Guy Berlin

L’arthrose du genou (IV) - Comment démarre une arthrose ?


Les causes de l’arthrose sont multifactorielles. On a vu que les problèmes mécaniques, le vieillissement et l’inflammation chronique/problème métabolique étaient des facteurs de risque importants. A ceux-ci se rajoutent des facteurs biochimiques, reliant le cartilage, la membrane synoviale et l’os sous-chondral.

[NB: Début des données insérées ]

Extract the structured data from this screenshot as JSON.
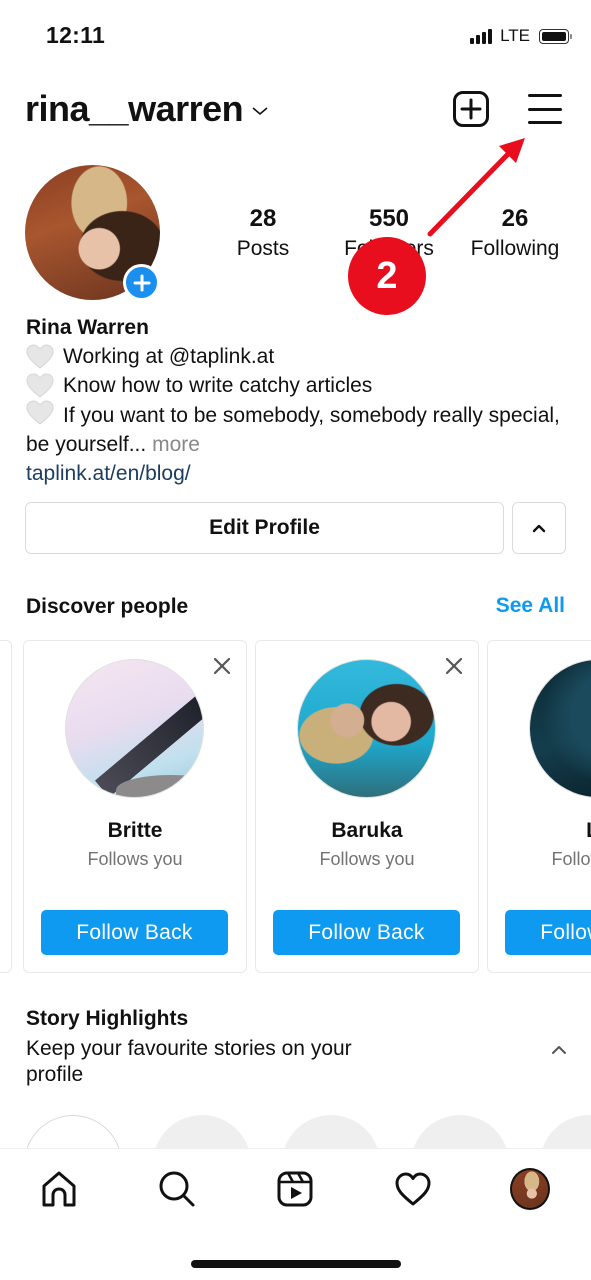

En d’autres termes, cette pathologie n’affecte pas uniquement le cartilage articulaire, mais l’intégralité de l’articulation : l’os sous chondral, les ligaments, la capsule articulaire, les muscles périarticulaires (= au voisinage de l’articulation) et la membrane synoviale.

Des données récentes indiquent d’ailleurs que l'os sous-chondral, le cartilage et la synoviale sont une source de médiateurs inflammatoires dans la progression de l'arthrose et la dégénérescence du cartilage, ce qui enferme l’arthrose dans un cercle vicieux d’auto-inflammation.

Contraintes mécaniques

On l’a vu plus haut, la cause n°1 de l’arthrose est la contrainte mécanique sur les cartilages.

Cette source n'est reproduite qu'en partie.